Las principales economías de América acuden a la Conferencia Ministerial de la Organización Mundial del Comercio (OMC) en Yaundé, Camerún, con una agenda marcada por la defensa del multilateralismo, la urgencia de reformar sus mecanismos y el temor a nuevas barreras comerciales.
Estados Unidos busca marcar el tono de la conferencia, que comenzó este jueves, con una agenda de reformas que incluye replantear el principio de “nación más favorecida”, revisar el estatus de país en desarrollo y endurecer las reglas sobre subvenciones.
El representante comercial de EE.UU., Jamieson Greer, defiende ajustes arancelarios frente a desequilibrios comerciales y propondrá limitar beneficios a economías del G20 o la OCDE, además de acotar el papel de la Secretaría de la OMC y clarificar las excepciones de seguridad nacional.
Brasil, la mayor economía de la región, va a estar representado por su canciller, Mauro Vieira, en línea con el llamado del presidente Luiz Inácio Lula da Silva a una reforma “imprescindible y urgente” del organismo, al advertir que sin una actuación cohesionada del Sur Global la reunión ministerial podría derivar en un escenario de parálisis.
México acude con una posición centrada en la defensa de un sistema multilateral más eficaz, con reglas claras y estables. El secretario de Economía, Marcelo Ebrard, ha señalado que la OMC tiene “demasiada propensión al bloqueo”, que las medidas tardan en resolverse y que, de no mejorar, el mundo podría derivar en bloques regionales con mayor incertidumbre.

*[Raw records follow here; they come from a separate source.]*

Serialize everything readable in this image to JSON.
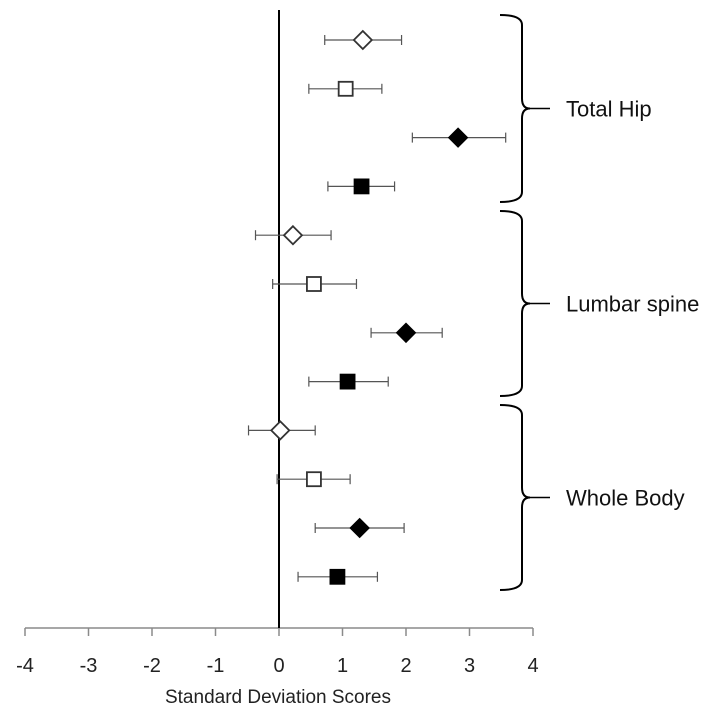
{
  "chart_data": {
    "type": "scatter",
    "subtype": "forest-plot",
    "title": "",
    "xlabel": "Standard Deviation Scores",
    "ylabel": "",
    "xlim": [
      -4,
      4
    ],
    "xticks": [
      -4,
      -3,
      -2,
      -1,
      0,
      1,
      2,
      3,
      4
    ],
    "xtick_labels": [
      "-4",
      "-3",
      "-2",
      "-1",
      "0",
      "1",
      "2",
      "3",
      "4"
    ],
    "reference_line_x": 0,
    "grid": false,
    "legend": "none",
    "marker_styles": [
      "open-diamond",
      "open-square",
      "filled-diamond",
      "filled-square"
    ],
    "groups": [
      {
        "label": "Total Hip",
        "points": [
          {
            "marker": "open-diamond",
            "value": 1.32,
            "lower": 0.72,
            "upper": 1.93
          },
          {
            "marker": "open-square",
            "value": 1.05,
            "lower": 0.47,
            "upper": 1.62
          },
          {
            "marker": "filled-diamond",
            "value": 2.82,
            "lower": 2.1,
            "upper": 3.57
          },
          {
            "marker": "filled-square",
            "value": 1.3,
            "lower": 0.77,
            "upper": 1.82
          }
        ]
      },
      {
        "label": "Lumbar spine",
        "points": [
          {
            "marker": "open-diamond",
            "value": 0.22,
            "lower": -0.37,
            "upper": 0.82
          },
          {
            "marker": "open-square",
            "value": 0.55,
            "lower": -0.1,
            "upper": 1.22
          },
          {
            "marker": "filled-diamond",
            "value": 2.0,
            "lower": 1.45,
            "upper": 2.57
          },
          {
            "marker": "filled-square",
            "value": 1.08,
            "lower": 0.47,
            "upper": 1.72
          }
        ]
      },
      {
        "label": "Whole Body",
        "points": [
          {
            "marker": "open-diamond",
            "value": 0.02,
            "lower": -0.48,
            "upper": 0.57
          },
          {
            "marker": "open-square",
            "value": 0.55,
            "lower": -0.03,
            "upper": 1.12
          },
          {
            "marker": "filled-diamond",
            "value": 1.27,
            "lower": 0.57,
            "upper": 1.97
          },
          {
            "marker": "filled-square",
            "value": 0.92,
            "lower": 0.3,
            "upper": 1.55
          }
        ]
      }
    ]
  }
}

Argentina está representada por el secretario de Relaciones Económicas Internacionales, Fernando Brun, en medio de la apertura comercial bajo el Gobierno de Javier Milei.
El país mantiene un papel activo en la OMC, donde su representante Gustavo Lunazzi preside el Consejo de Comercio de Mercancías, y ha avanzado con la aceptación del acuerdo sobre subvenciones a la pesca.
Comercio digital y otros asuntos
Colombia participa con su representante permanente ante la OMC, Mauricio Bustamante, con una agenda centrada en la defensa del comercio basado en reglas y el desbloqueo del sistema de solución de diferencias.
También va a impulsar debates sobre comercio digital, agricultura y desarrollo, y plantear preocupaciones sobre las “medidas unilaterales que toman los países desarrollados, que se respaldan en objetivos nobles como la defensa de la salud, la seguridad y el medio ambiente.
Ecuador y Panamá marcan prioridades
Varias naciones latinoamericanas (Ecuador, Panamá, Costa Rica, Uruguay y Paraguay) participan en negociaciones sobre la reforma de la OMC, cada una con intereses y roles específicos. Ecuador, liderado por Alexia Alcívar, busca la plena operatividad del sistema de solución de diferencias y la centralidad del desarrollo en el multilateralismo. Panamá, con Julio Moltó, se enfoca en agricultura, comercio electrónico y subvenciones a la pesca.